To connect to the Windows XP virtual machine, I used to run rdesktop.
Today I installed FC7 from scratch and tried to use my Windows XP virtual machine and I noticed a very strange behaviour:
All of this stuff runs on a Dell Latitude D620 laptop.
This laptop offers a touchpad, a trackpoint and of course USB ports on which I connect a 3 button wheel mice.
FC7 is up to date and all packages are at last date version, including XEN.

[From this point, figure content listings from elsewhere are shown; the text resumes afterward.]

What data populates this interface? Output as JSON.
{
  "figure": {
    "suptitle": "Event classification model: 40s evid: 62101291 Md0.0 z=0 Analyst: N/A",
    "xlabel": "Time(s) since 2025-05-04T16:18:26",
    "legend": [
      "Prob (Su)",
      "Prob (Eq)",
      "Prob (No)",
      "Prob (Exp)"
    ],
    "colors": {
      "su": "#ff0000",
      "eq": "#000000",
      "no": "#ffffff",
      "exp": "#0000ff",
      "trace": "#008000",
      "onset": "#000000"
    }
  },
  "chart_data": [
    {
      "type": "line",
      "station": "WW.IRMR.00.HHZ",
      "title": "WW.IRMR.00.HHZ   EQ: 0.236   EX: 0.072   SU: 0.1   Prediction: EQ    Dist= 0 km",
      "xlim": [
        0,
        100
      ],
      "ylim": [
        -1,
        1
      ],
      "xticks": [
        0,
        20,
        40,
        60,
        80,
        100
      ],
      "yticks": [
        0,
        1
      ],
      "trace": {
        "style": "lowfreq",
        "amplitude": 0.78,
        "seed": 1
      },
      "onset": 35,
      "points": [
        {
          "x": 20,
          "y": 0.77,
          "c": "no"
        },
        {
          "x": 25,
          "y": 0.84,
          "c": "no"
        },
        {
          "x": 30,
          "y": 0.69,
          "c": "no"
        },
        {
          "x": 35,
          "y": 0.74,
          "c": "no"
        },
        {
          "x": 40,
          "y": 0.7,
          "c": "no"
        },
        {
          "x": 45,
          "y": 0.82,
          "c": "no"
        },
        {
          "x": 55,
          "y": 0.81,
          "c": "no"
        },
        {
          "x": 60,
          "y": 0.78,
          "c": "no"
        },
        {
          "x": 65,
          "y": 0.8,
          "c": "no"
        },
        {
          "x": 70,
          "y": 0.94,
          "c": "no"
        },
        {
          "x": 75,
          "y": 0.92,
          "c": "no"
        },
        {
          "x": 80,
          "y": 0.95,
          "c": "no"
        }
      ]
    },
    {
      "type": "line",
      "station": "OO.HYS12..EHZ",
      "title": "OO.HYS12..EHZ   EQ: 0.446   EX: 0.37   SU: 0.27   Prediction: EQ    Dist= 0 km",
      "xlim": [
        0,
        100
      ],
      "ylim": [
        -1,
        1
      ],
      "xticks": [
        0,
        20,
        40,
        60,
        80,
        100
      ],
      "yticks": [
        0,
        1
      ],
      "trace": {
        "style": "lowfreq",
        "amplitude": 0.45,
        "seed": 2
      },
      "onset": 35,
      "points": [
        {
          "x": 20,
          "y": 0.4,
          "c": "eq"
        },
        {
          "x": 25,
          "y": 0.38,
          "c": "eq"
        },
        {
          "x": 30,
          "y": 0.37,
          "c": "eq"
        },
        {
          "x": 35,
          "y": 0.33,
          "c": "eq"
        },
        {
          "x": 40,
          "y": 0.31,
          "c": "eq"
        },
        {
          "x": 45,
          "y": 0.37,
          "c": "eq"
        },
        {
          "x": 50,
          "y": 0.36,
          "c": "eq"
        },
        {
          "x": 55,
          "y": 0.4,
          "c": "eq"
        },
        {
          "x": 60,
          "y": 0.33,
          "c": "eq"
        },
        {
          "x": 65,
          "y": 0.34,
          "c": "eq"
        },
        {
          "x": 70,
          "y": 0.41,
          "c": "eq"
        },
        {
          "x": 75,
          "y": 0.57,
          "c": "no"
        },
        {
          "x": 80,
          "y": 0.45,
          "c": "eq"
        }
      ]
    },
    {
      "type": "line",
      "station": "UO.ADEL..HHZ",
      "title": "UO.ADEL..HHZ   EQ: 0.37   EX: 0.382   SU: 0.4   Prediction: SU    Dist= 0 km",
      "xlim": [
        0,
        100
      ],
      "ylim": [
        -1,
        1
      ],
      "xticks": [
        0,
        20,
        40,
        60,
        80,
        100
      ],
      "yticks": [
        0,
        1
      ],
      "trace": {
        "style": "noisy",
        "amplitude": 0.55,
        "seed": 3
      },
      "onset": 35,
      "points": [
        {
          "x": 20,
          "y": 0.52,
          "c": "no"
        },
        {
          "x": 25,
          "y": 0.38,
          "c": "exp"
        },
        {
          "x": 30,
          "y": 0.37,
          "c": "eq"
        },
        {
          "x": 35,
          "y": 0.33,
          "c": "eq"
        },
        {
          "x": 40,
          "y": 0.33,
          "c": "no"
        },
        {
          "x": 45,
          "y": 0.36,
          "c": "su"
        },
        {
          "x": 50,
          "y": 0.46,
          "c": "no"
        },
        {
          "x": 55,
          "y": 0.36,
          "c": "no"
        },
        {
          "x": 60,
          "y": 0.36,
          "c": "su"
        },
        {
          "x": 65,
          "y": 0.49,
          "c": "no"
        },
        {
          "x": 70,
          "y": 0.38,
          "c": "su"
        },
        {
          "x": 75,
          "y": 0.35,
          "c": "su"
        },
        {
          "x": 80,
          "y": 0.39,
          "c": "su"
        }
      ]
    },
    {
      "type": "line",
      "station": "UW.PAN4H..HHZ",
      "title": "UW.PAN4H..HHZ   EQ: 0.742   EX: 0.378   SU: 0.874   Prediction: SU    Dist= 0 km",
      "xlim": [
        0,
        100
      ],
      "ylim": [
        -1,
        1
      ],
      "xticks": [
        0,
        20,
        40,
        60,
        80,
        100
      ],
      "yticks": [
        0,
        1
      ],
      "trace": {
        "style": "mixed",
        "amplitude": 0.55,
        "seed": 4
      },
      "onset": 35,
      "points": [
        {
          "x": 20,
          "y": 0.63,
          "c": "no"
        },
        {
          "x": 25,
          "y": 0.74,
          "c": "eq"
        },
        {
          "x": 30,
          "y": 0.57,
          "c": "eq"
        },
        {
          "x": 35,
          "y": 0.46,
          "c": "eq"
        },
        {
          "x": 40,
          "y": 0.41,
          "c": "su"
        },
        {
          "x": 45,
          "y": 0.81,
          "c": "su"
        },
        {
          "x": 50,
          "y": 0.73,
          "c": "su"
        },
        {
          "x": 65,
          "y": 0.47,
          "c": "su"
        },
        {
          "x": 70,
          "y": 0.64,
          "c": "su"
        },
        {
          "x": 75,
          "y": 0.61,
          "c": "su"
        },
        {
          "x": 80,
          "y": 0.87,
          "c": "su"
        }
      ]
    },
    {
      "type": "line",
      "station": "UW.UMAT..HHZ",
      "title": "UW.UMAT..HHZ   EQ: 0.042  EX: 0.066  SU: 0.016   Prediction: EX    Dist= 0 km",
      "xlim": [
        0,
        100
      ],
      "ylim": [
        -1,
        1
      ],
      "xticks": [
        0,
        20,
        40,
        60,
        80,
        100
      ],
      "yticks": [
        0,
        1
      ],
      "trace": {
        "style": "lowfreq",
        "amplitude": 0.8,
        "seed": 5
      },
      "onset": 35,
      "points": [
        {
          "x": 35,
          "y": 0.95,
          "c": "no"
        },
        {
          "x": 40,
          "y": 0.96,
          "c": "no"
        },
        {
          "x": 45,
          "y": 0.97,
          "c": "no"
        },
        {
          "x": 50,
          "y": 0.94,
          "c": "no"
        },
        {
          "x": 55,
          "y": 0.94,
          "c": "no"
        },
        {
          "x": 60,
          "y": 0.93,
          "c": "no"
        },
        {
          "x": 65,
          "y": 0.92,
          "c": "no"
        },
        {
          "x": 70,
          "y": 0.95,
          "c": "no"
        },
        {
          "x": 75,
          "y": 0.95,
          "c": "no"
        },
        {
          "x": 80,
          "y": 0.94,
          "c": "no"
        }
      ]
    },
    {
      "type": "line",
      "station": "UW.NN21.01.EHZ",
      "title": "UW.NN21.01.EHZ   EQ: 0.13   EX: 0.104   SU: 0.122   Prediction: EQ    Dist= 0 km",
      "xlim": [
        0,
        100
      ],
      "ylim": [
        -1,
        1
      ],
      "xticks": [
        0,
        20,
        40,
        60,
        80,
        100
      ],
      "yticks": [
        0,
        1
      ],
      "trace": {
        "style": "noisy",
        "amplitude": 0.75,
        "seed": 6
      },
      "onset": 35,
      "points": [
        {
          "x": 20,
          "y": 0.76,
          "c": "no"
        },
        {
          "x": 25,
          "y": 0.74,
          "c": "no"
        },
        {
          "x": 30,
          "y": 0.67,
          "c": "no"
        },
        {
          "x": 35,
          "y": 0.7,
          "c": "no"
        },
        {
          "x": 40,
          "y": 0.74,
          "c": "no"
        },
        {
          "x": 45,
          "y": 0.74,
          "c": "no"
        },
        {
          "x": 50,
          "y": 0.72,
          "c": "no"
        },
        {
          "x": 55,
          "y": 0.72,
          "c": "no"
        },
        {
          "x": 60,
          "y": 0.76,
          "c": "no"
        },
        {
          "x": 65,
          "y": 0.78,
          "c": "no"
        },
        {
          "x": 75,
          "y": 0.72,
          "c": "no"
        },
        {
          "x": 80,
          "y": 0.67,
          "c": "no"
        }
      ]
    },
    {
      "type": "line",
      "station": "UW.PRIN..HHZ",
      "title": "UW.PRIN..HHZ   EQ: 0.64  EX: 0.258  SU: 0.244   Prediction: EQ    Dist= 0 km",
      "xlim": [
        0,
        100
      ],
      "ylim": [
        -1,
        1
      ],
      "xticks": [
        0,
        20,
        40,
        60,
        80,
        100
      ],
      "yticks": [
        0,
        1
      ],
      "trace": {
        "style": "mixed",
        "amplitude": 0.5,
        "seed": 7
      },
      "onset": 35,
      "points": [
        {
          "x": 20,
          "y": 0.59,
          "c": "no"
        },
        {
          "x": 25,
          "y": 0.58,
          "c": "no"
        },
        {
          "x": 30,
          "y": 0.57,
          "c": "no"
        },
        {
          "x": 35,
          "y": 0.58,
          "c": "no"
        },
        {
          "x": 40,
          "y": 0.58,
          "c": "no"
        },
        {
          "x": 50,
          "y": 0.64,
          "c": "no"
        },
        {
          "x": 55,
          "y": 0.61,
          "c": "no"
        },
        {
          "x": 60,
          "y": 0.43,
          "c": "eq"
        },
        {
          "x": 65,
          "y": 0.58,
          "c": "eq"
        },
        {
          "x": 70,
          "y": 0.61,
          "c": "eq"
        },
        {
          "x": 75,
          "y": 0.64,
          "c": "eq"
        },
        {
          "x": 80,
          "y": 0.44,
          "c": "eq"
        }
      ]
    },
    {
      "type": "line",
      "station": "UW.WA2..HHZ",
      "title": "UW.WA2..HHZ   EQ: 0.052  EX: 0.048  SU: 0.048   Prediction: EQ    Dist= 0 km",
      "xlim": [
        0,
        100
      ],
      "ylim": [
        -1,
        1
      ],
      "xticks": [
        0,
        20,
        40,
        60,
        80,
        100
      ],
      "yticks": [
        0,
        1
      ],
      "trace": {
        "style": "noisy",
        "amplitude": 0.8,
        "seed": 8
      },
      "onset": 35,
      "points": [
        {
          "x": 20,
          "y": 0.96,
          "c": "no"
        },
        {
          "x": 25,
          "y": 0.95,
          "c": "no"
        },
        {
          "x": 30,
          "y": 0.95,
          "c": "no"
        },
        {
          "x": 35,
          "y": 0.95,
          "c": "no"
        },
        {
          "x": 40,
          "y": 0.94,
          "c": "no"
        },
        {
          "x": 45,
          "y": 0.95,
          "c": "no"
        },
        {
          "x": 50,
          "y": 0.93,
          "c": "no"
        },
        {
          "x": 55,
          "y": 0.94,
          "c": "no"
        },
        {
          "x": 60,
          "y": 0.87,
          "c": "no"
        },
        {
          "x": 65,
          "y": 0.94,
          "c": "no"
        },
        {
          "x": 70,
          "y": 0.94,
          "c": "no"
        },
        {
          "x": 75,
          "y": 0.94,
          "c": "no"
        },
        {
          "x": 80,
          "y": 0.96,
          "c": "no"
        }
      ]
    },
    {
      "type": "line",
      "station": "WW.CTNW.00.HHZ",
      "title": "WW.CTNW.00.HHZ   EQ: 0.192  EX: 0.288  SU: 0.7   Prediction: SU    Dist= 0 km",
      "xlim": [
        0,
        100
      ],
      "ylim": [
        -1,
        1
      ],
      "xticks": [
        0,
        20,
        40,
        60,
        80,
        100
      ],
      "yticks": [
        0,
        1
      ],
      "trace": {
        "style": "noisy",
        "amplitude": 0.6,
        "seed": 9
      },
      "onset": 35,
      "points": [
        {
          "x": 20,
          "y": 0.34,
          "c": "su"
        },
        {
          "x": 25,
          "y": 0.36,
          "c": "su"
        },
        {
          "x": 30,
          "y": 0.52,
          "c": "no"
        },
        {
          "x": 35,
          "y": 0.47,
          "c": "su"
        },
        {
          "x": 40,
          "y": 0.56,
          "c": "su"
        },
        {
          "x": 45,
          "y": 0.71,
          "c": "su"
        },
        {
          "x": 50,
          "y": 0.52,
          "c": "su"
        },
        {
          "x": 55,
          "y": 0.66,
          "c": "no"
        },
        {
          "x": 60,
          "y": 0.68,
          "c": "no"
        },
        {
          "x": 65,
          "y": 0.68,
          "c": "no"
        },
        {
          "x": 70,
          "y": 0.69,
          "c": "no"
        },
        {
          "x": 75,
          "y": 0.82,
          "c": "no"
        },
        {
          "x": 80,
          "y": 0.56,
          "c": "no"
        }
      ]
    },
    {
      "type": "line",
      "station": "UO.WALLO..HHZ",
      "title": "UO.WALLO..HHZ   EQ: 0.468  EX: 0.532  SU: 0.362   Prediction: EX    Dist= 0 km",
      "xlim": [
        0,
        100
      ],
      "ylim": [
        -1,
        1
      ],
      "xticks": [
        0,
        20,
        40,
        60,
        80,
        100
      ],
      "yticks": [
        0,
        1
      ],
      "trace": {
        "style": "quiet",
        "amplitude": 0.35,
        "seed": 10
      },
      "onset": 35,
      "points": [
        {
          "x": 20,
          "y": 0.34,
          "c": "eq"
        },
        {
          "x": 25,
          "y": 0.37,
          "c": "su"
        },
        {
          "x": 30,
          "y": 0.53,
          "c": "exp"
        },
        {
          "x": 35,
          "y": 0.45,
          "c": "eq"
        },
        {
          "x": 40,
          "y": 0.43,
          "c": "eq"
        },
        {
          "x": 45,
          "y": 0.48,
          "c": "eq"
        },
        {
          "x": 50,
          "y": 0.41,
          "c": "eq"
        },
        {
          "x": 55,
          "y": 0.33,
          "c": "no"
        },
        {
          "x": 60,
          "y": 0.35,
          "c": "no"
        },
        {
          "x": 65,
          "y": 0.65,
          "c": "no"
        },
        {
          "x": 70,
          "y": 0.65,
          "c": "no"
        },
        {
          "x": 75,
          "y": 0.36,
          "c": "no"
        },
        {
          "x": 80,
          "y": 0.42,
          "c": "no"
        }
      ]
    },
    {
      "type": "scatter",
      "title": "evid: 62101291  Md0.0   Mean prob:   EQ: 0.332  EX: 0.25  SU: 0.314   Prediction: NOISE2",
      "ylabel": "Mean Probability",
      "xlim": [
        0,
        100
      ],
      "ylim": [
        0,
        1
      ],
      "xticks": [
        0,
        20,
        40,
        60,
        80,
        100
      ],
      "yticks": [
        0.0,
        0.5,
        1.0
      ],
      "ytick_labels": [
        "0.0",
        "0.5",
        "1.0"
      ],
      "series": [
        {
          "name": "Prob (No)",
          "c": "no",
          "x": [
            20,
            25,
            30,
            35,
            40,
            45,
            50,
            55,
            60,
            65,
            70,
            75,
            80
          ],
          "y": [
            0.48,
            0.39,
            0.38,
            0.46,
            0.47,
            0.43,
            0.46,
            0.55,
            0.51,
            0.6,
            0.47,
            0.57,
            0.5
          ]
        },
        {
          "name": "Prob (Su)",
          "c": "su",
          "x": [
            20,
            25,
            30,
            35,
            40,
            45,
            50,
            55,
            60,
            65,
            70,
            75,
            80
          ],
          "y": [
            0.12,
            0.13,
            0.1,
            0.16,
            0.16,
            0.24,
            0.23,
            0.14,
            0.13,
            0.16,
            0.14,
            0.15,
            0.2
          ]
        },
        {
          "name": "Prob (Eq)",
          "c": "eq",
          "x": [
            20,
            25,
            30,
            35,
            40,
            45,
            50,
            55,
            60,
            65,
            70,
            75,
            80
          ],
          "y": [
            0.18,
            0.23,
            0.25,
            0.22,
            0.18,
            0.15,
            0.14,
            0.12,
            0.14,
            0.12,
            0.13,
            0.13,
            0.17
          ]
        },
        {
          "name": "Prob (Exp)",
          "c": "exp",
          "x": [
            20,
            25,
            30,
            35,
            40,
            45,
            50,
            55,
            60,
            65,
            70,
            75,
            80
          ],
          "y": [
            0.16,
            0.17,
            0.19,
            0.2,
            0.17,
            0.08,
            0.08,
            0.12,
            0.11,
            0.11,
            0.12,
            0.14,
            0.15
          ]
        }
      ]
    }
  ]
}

Now when I connect to the Windows XP virtual machine via rdesktop, after a few minutes the trackpoint and the mouse get weird: when using either the trackpoint or the mouse moving rightwards, the pointer gets "stuck" on the left border of the screen whereas I can still use the touchpad and things don't get messed up.

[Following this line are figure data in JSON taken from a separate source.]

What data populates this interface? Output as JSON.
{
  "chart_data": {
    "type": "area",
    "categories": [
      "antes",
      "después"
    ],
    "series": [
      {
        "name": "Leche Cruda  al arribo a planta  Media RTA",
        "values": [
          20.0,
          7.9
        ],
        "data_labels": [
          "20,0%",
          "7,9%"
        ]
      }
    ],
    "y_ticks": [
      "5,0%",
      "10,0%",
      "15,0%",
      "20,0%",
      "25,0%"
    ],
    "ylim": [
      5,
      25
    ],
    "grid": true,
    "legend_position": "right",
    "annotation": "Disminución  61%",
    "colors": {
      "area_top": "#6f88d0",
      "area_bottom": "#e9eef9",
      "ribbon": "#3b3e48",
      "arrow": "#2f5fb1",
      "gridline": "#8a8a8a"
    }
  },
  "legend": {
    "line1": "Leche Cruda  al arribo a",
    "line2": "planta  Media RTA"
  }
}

However, when using FC7 without XEN, I don't encounter this trouble.
Have you ever heard of such a problem?
Cheers
On Mon, Sep 17, 2007 at 06:16:49PM +0200, NoisilySilent wrote: <snip>
Now when I connect to the Windows XP virtual machine via rdesktop, after a few minutes the trackpoint and the mouse get weird: when using either the trackpoint or the mouse moving rightwards, the pointer gets "stuck" on the left border of the screen whereas I can still use the touchpad and things don't get messed up.

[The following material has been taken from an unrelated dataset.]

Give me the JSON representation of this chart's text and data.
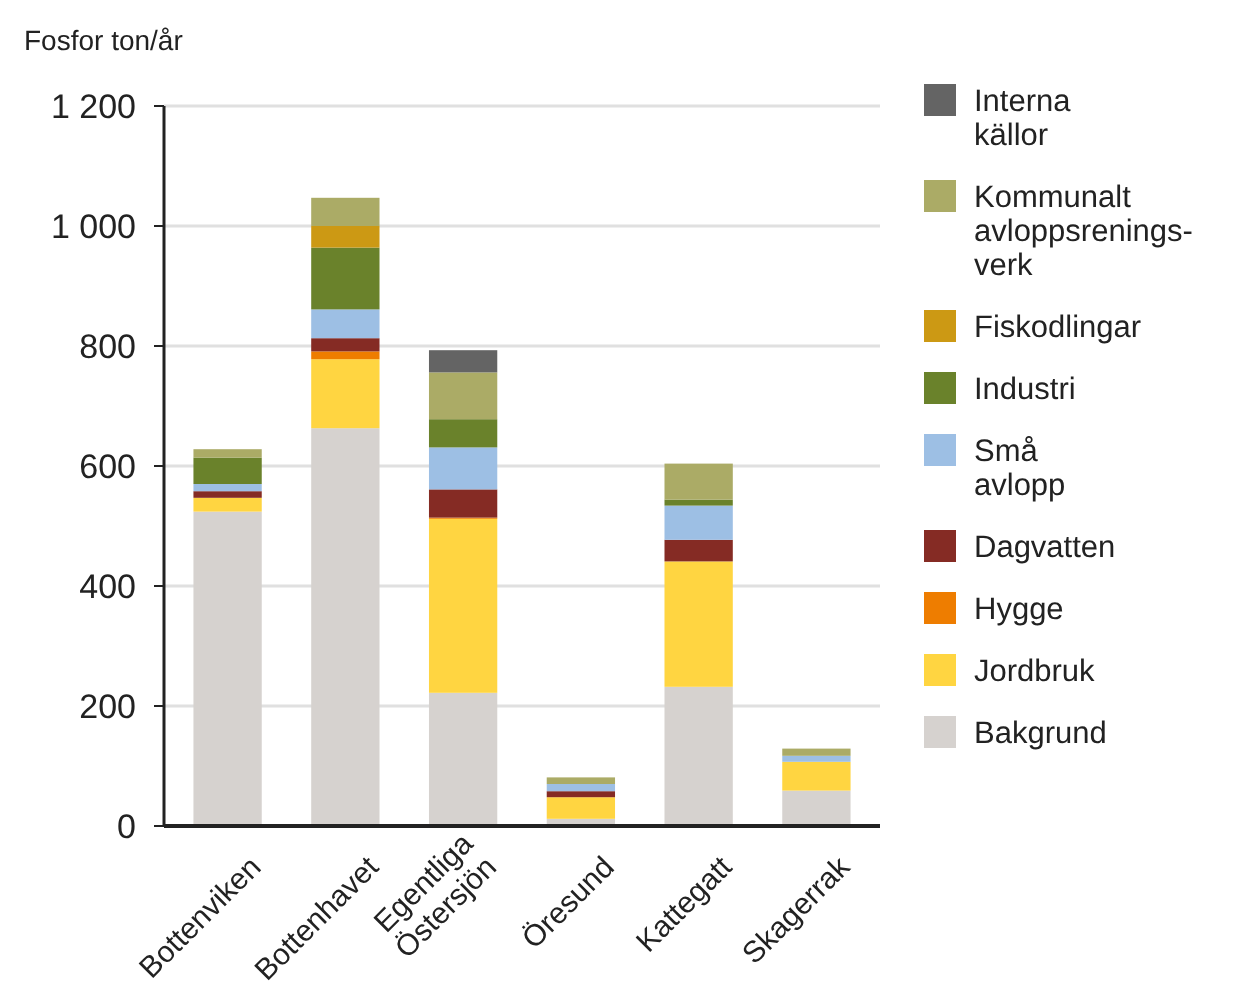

However, when using FC7 without XEN, I don't encounter this trouble.
Have you ever heard of such a problem?
I had this weird cursor behaviour last week, on Fedora 7. I was running a Xen kernel, also (2.6.20-2931, probably; but it could be a different version).
If I recall correctly, I didn't have any guest running at the time. It happened when I started an Eclipse-based application[1]. The cursor could be moved to the right, but only if I moved the mouse very slowly.
On my case, it was a desktop machine, so I didn't have a touchpad, just an USB mouse.
However, I didn't manage to reproduce the problem today. Is it easily reproducible, on your case?
[1] It was a IDE from QNX I had just installed for testing.